I cannot begin to count how many times the word "connecting" has come up in the past week or so!
I blogged last week about the friendship Christy and I share, and then Lisa Whelchel spoke at our church on Mother's Day about friendships for women. Since then, I have heard again and again that women are lonely, longing for friends, wanting connection.
As I spent time with Lisa and talked to women waiting in line to meet her on Mother's Day, I saw so many women with tears in their eyes and heard so many comments about wanting close friendship with other women.
(I loved getting to meet her in person. She endorsed Living Simply for me when it came out, but this is the first time I met her face to face. I also had the opportunity to meet her entire family--hi all!)
Toben and I have been talking about it a lot too. Because it's not just women, it's couples who long for connection too. And as we think about twoignite, the marriage ministry at our church, one of the things we've been talking about is how to foster connection. How to encourage couples to connect with each other. Planning events is fun, but I'm starting to think that couples need time just to talk without an agenda in order to connect. So we've planned something fun to provide just that in June--and I'm so excited about it.
And I think women need space to connect too. I love, love women's Bible study--don't get me wrong. But I think women also need time and space to connect where there's no agenda beyond just hanging out and getting to know each other.
I've been thinking a bunch about the Wednesday mornings I used to host back when we lived in San Diego. And missing that time. And as Toben and I have talked, I've decided to start doing something similar again. (Without the knitting. Since I don't have any of my knitting stuff here in Arizona.)
(You can read bits and pieces about those Wednesday mornings with what Toben dubbed "the knittin' yahoos" here and here and here.)

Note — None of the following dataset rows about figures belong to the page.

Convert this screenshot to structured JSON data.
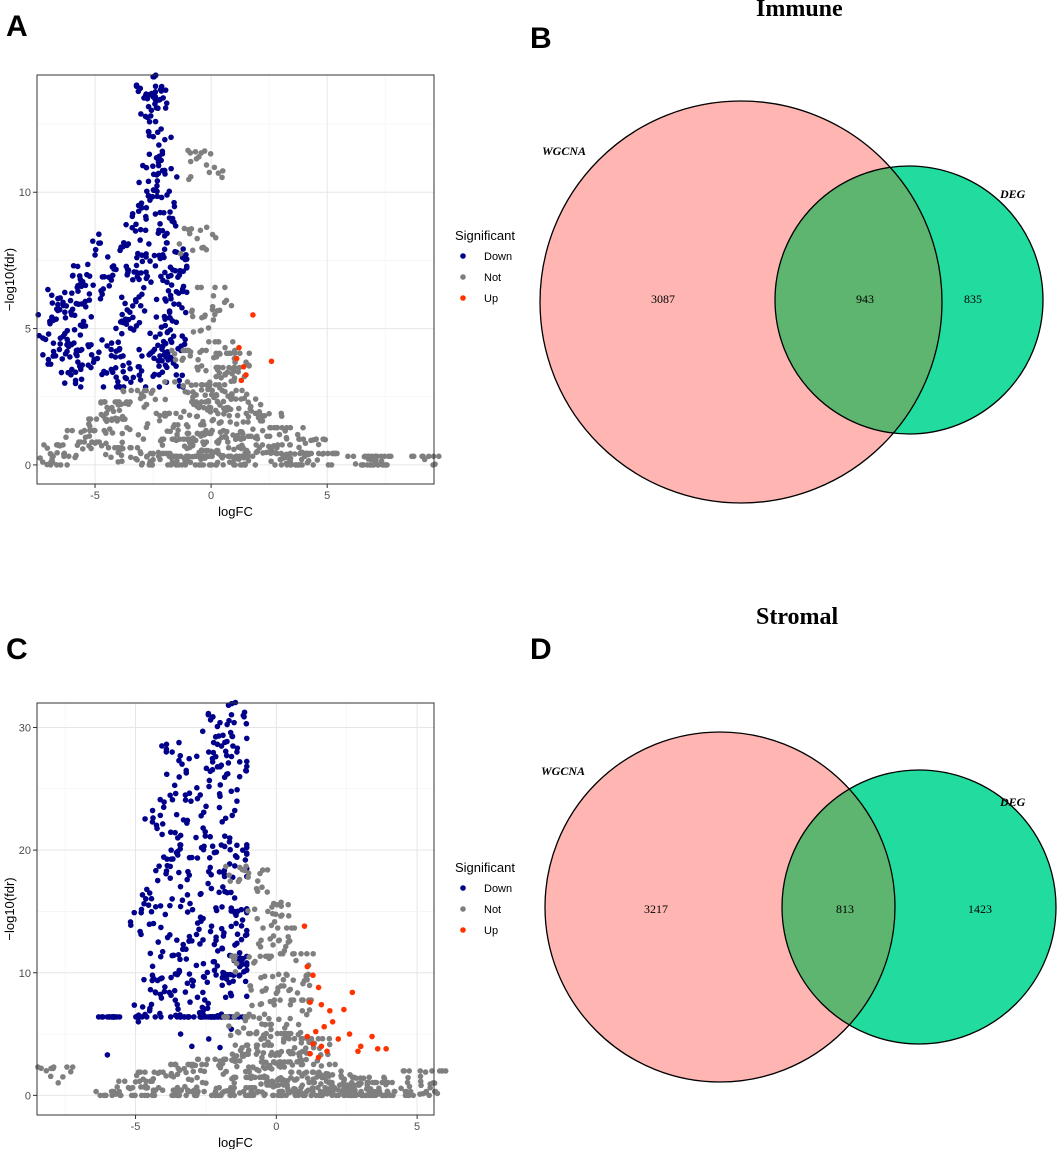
{
  "panels": {
    "A": "A",
    "B": "B",
    "C": "C",
    "D": "D"
  },
  "colors": {
    "down": "#00008B",
    "not": "#7F7F7F",
    "up": "#FF3300",
    "wgcna_fill": "#FFB6B3",
    "deg_fill": "#22DB9E",
    "overlap_fill": "#5DB56F"
  },
  "chart_data": [
    {
      "id": "volcano-immune",
      "type": "scatter",
      "title": "",
      "xlabel": "logFC",
      "ylabel": "−log10(fdr)",
      "xlim": [
        -7.5,
        9.6
      ],
      "ylim": [
        -0.7,
        14.3
      ],
      "xticks": [
        -5,
        0,
        5
      ],
      "yticks": [
        0,
        5,
        10
      ],
      "grid": true,
      "legend": {
        "title": "Significant",
        "position": "right",
        "entries": [
          "Down",
          "Not",
          "Up"
        ]
      },
      "series": [
        {
          "name": "Down",
          "color": "#00008B",
          "points": [
            [
              -2.8,
              13.6
            ],
            [
              -2.5,
              13.5
            ],
            [
              -2.2,
              13.4
            ],
            [
              -2.6,
              12.8
            ],
            [
              -2.3,
              12.2
            ],
            [
              -2.1,
              11.5
            ],
            [
              -2.0,
              10.8
            ],
            [
              -2.7,
              10.4
            ],
            [
              -3.0,
              9.6
            ],
            [
              -1.9,
              9.9
            ],
            [
              -2.4,
              9.2
            ],
            [
              -3.4,
              8.7
            ],
            [
              -2.0,
              8.4
            ],
            [
              -1.6,
              8.9
            ],
            [
              -3.8,
              8.0
            ],
            [
              -4.2,
              7.3
            ],
            [
              -5.0,
              7.7
            ],
            [
              -4.6,
              6.9
            ],
            [
              -5.6,
              6.7
            ],
            [
              -6.6,
              6.1
            ],
            [
              -6.0,
              6.3
            ],
            [
              -5.4,
              5.8
            ],
            [
              -6.3,
              5.6
            ],
            [
              -6.8,
              5.3
            ],
            [
              -7.0,
              4.8
            ],
            [
              -6.2,
              4.6
            ],
            [
              -5.8,
              4.2
            ],
            [
              -6.7,
              4.0
            ],
            [
              -6.0,
              3.5
            ],
            [
              -5.3,
              4.4
            ],
            [
              -4.9,
              3.9
            ],
            [
              -4.3,
              3.5
            ],
            [
              -3.7,
              3.2
            ],
            [
              -3.1,
              3.6
            ],
            [
              -2.6,
              4.1
            ],
            [
              -2.2,
              4.8
            ],
            [
              -1.8,
              5.4
            ],
            [
              -1.5,
              3.3
            ],
            [
              -1.3,
              4.2
            ],
            [
              -1.4,
              6.3
            ],
            [
              -1.2,
              7.1
            ],
            [
              -1.6,
              5.9
            ],
            [
              -2.9,
              6.5
            ],
            [
              -3.5,
              5.6
            ],
            [
              -4.0,
              4.5
            ],
            [
              -2.4,
              7.3
            ],
            [
              -1.9,
              6.7
            ],
            [
              -3.2,
              7.6
            ],
            [
              -2.1,
              3.4
            ],
            [
              -1.7,
              4.5
            ]
          ]
        },
        {
          "name": "Not",
          "color": "#7F7F7F",
          "points": [
            [
              -6.9,
              0.1
            ],
            [
              -6.5,
              0.7
            ],
            [
              -5.6,
              1.2
            ],
            [
              -5.0,
              0.8
            ],
            [
              -4.5,
              1.6
            ],
            [
              -4.0,
              2.2
            ],
            [
              -3.5,
              1.3
            ],
            [
              -3.0,
              2.6
            ],
            [
              -2.5,
              0.4
            ],
            [
              -2.0,
              1.8
            ],
            [
              -1.5,
              0.9
            ],
            [
              -1.2,
              2.9
            ],
            [
              -1.0,
              1.4
            ],
            [
              -0.8,
              0.3
            ],
            [
              -0.5,
              2.2
            ],
            [
              -0.3,
              1.1
            ],
            [
              0.0,
              0.5
            ],
            [
              0.2,
              2.0
            ],
            [
              0.4,
              1.2
            ],
            [
              0.7,
              3.4
            ],
            [
              0.9,
              2.6
            ],
            [
              1.1,
              1.5
            ],
            [
              1.3,
              0.6
            ],
            [
              1.6,
              2.3
            ],
            [
              1.9,
              1.0
            ],
            [
              2.3,
              1.8
            ],
            [
              2.7,
              0.7
            ],
            [
              3.2,
              1.3
            ],
            [
              3.6,
              0.4
            ],
            [
              4.3,
              0.9
            ],
            [
              4.8,
              0.4
            ],
            [
              6.6,
              0.3
            ],
            [
              7.0,
              0.0
            ],
            [
              9.2,
              0.2
            ],
            [
              -0.9,
              4.0
            ],
            [
              -0.4,
              5.4
            ],
            [
              0.1,
              6.2
            ],
            [
              -0.6,
              8.3
            ],
            [
              -0.2,
              11.0
            ],
            [
              0.6,
              4.3
            ],
            [
              1.0,
              3.9
            ],
            [
              0.3,
              0.8
            ],
            [
              -0.1,
              2.8
            ],
            [
              -1.1,
              0.1
            ],
            [
              0.8,
              0.1
            ],
            [
              1.5,
              0.3
            ],
            [
              -2.2,
              0.2
            ],
            [
              2.0,
              0.5
            ],
            [
              -3.8,
              0.6
            ],
            [
              3.9,
              0.2
            ]
          ]
        },
        {
          "name": "Up",
          "color": "#FF3300",
          "points": [
            [
              1.8,
              5.5
            ],
            [
              2.6,
              3.8
            ],
            [
              1.2,
              4.3
            ],
            [
              1.4,
              3.6
            ],
            [
              1.1,
              3.9
            ],
            [
              1.3,
              3.1
            ],
            [
              1.5,
              3.3
            ]
          ]
        }
      ]
    },
    {
      "id": "volcano-stromal",
      "type": "scatter",
      "title": "",
      "xlabel": "logFC",
      "ylabel": "−log10(fdr)",
      "xlim": [
        -8.5,
        5.6
      ],
      "ylim": [
        -1.6,
        32.0
      ],
      "xticks": [
        -5,
        0,
        5
      ],
      "yticks": [
        0,
        10,
        20,
        30
      ],
      "grid": true,
      "legend": {
        "title": "Significant",
        "position": "right",
        "entries": [
          "Down",
          "Not",
          "Up"
        ]
      },
      "series": [
        {
          "name": "Down",
          "color": "#00008B",
          "points": [
            [
              -2.0,
              30.4
            ],
            [
              -1.5,
              30.4
            ],
            [
              -3.7,
              28.0
            ],
            [
              -2.4,
              28.0
            ],
            [
              -1.4,
              28.0
            ],
            [
              -3.2,
              26.5
            ],
            [
              -2.0,
              26.8
            ],
            [
              -1.3,
              27.2
            ],
            [
              -4.0,
              23.5
            ],
            [
              -2.8,
              24.2
            ],
            [
              -1.6,
              24.8
            ],
            [
              -4.4,
              22.3
            ],
            [
              -3.5,
              21.0
            ],
            [
              -2.6,
              21.8
            ],
            [
              -1.8,
              22.6
            ],
            [
              -4.6,
              16.8
            ],
            [
              -3.9,
              18.3
            ],
            [
              -3.0,
              19.4
            ],
            [
              -2.2,
              19.8
            ],
            [
              -1.4,
              20.4
            ],
            [
              -4.8,
              14.9
            ],
            [
              -4.1,
              13.7
            ],
            [
              -3.4,
              15.4
            ],
            [
              -2.7,
              16.4
            ],
            [
              -1.9,
              17.0
            ],
            [
              -4.4,
              9.8
            ],
            [
              -3.7,
              11.4
            ],
            [
              -3.0,
              12.6
            ],
            [
              -2.3,
              13.8
            ],
            [
              -1.5,
              15.0
            ],
            [
              -4.5,
              6.9
            ],
            [
              -3.8,
              8.4
            ],
            [
              -3.0,
              9.4
            ],
            [
              -2.2,
              10.9
            ],
            [
              -1.4,
              12.4
            ],
            [
              -6.0,
              3.3
            ],
            [
              -4.9,
              6.0
            ],
            [
              -3.4,
              5.0
            ],
            [
              -2.6,
              6.6
            ],
            [
              -1.8,
              8.0
            ],
            [
              -1.3,
              9.8
            ],
            [
              -3.0,
              4.0
            ],
            [
              -2.0,
              3.9
            ],
            [
              -1.6,
              5.4
            ],
            [
              -2.4,
              4.6
            ],
            [
              -1.2,
              14.3
            ],
            [
              -1.1,
              19.2
            ],
            [
              -1.5,
              11.0
            ],
            [
              -2.8,
              8.0
            ],
            [
              -3.5,
              19.6
            ]
          ]
        },
        {
          "name": "Not",
          "color": "#7F7F7F",
          "points": [
            [
              -8.0,
              2.2
            ],
            [
              -5.7,
              0.1
            ],
            [
              -5.0,
              1.1
            ],
            [
              -4.2,
              1.8
            ],
            [
              -3.6,
              0.4
            ],
            [
              -3.0,
              2.4
            ],
            [
              -2.5,
              1.0
            ],
            [
              -2.0,
              2.8
            ],
            [
              -1.5,
              0.6
            ],
            [
              -1.2,
              3.2
            ],
            [
              -0.9,
              1.4
            ],
            [
              -0.6,
              6.3
            ],
            [
              -0.4,
              2.2
            ],
            [
              -0.2,
              4.8
            ],
            [
              0.0,
              0.8
            ],
            [
              0.2,
              2.6
            ],
            [
              0.4,
              1.2
            ],
            [
              0.6,
              9.4
            ],
            [
              0.8,
              3.4
            ],
            [
              1.0,
              1.8
            ],
            [
              1.3,
              0.6
            ],
            [
              1.6,
              2.4
            ],
            [
              1.9,
              1.0
            ],
            [
              2.3,
              1.6
            ],
            [
              2.7,
              0.5
            ],
            [
              3.1,
              1.4
            ],
            [
              3.5,
              0.3
            ],
            [
              3.9,
              1.0
            ],
            [
              5.3,
              1.9
            ],
            [
              5.1,
              0.1
            ],
            [
              -0.8,
              10.8
            ],
            [
              -0.3,
              15.0
            ],
            [
              -0.1,
              13.0
            ],
            [
              0.7,
              11.0
            ],
            [
              -1.0,
              17.8
            ],
            [
              -0.5,
              8.5
            ],
            [
              0.3,
              5.5
            ],
            [
              -1.3,
              0.2
            ],
            [
              0.9,
              0.2
            ],
            [
              2.0,
              0.3
            ],
            [
              -2.8,
              0.2
            ],
            [
              -4.6,
              0.6
            ],
            [
              1.2,
              4.4
            ],
            [
              0.5,
              7.4
            ],
            [
              -0.7,
              3.9
            ],
            [
              -1.1,
              6.1
            ],
            [
              0.1,
              3.3
            ],
            [
              -0.4,
              0.1
            ],
            [
              2.6,
              0.8
            ],
            [
              3.3,
              0.2
            ]
          ]
        },
        {
          "name": "Up",
          "color": "#FF3300",
          "points": [
            [
              1.0,
              13.8
            ],
            [
              1.1,
              10.5
            ],
            [
              1.3,
              9.8
            ],
            [
              1.5,
              8.8
            ],
            [
              1.2,
              7.6
            ],
            [
              1.6,
              7.4
            ],
            [
              1.9,
              6.9
            ],
            [
              2.7,
              8.4
            ],
            [
              2.4,
              7.0
            ],
            [
              2.0,
              6.0
            ],
            [
              1.7,
              5.6
            ],
            [
              1.4,
              5.2
            ],
            [
              1.1,
              4.8
            ],
            [
              1.3,
              4.2
            ],
            [
              1.6,
              4.0
            ],
            [
              2.2,
              4.6
            ],
            [
              2.6,
              5.0
            ],
            [
              3.0,
              4.0
            ],
            [
              3.4,
              4.8
            ],
            [
              3.9,
              3.8
            ],
            [
              3.6,
              3.8
            ],
            [
              1.8,
              3.6
            ],
            [
              1.2,
              3.4
            ],
            [
              2.9,
              3.6
            ],
            [
              1.5,
              3.1
            ]
          ]
        }
      ]
    },
    {
      "id": "venn-immune",
      "type": "venn",
      "title": "Immune",
      "sets": [
        "WGCNA",
        "DEG"
      ],
      "only_a": "3087",
      "intersection": "943",
      "only_b": "835"
    },
    {
      "id": "venn-stromal",
      "type": "venn",
      "title": "Stromal",
      "sets": [
        "WGCNA",
        "DEG"
      ],
      "only_a": "3217",
      "intersection": "813",
      "only_b": "1423"
    }
  ]
}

So for any of you I know in person--or who live close enough to meet in person--let's have coffee at The Coffee Shop next door to Joe's Farm Grill in Agritopia on Wednesday, May 26 from 1-2:30 p.m. Just hang out, maybe have a cookie or a piece of pie, and chat.
If you want more information, check out my Facebook profile page. I posted it as an event there too.
And as for couples connecting, Toben and I have something fun up our sleeve for the summer. But that's a post for another day.
I'll end by saying that Audrey and Emma were super excited to meet Lisa Whelchel too. They've watched lots of The Facts of Life on Hulu and so they were totally ready to meet "Blair" in person.
Okay, that's it for today. Went a little link-y crazy. Enjoy the rest of your Saturday!
Really fun! I love Lisa!
Also, I remember learning to knit at your house...I wish I could rewind the time and spend it there again. What a sweet time!! (maybe even twice?) And you bought a Beth Moore ticket for me...I'm still thankful. I feel it well-ing up right this second!
Love you, friend!! Enjoy the time!!!
Holly
Posted by: Holly @ Crownlaiddown | May 15, 2010 at 03:06 PM
Joanne
This topic is very close to my heart.. it is something that has been hitting me so much lately. I am so thankful that I could meet so many new sisters on the AWI Marriage One chat and connecting on FB.
I so wish I lived closer so I could come to your Coffee Wednesday on May 26...
I will be there in spirit:)
Chrissy
Posted by: Chrissy Gunning | May 15, 2010 at 03:12 PM
This is a lovely and great topic a wish I lived close too you.Like Chrissy said I will be ther in spirit too:).
Do you miss Knit? Nice shirt ( blouse)
Do you make it your self? sorry for my english writing it its not my cup off tea!
Greatings Eveline from the netherlands
Posted by: Eveline | May 16, 2010 at 10:50 AM
Can't wait to read more about your connecting friendships -- wish I was closer to attend coffee. Maybe it's time that I start something like that. Completely envious that you met Lisa and I love that your girls are watching The Facts of Life... one of my favorites!
Posted by: angela | May 16, 2010 at 01:17 PM
So true and so hard especially when you make the transition from single to married. Then add on top of that you and your husband attend the church that you have been attending and developed friends in for years prior. Trying to connect is one of the hardest things we have had to do together. Once we had kids it was a bit easier since you now have something in common with some of the other married couples, something that is easy to find out and not have to "work" at it.
Posted by: Marla F. | May 16, 2010 at 06:14 PM
Wow- I wish i lived closer to you. I have some close friends that I have had for years but long for more- especially Christian ones! If you ever do this in CO- I will be there. Blessings to you and your family.
Posted by: Christina | May 17, 2010 at 01:45 PM
You are so right-connecting is so important and essential. SO important.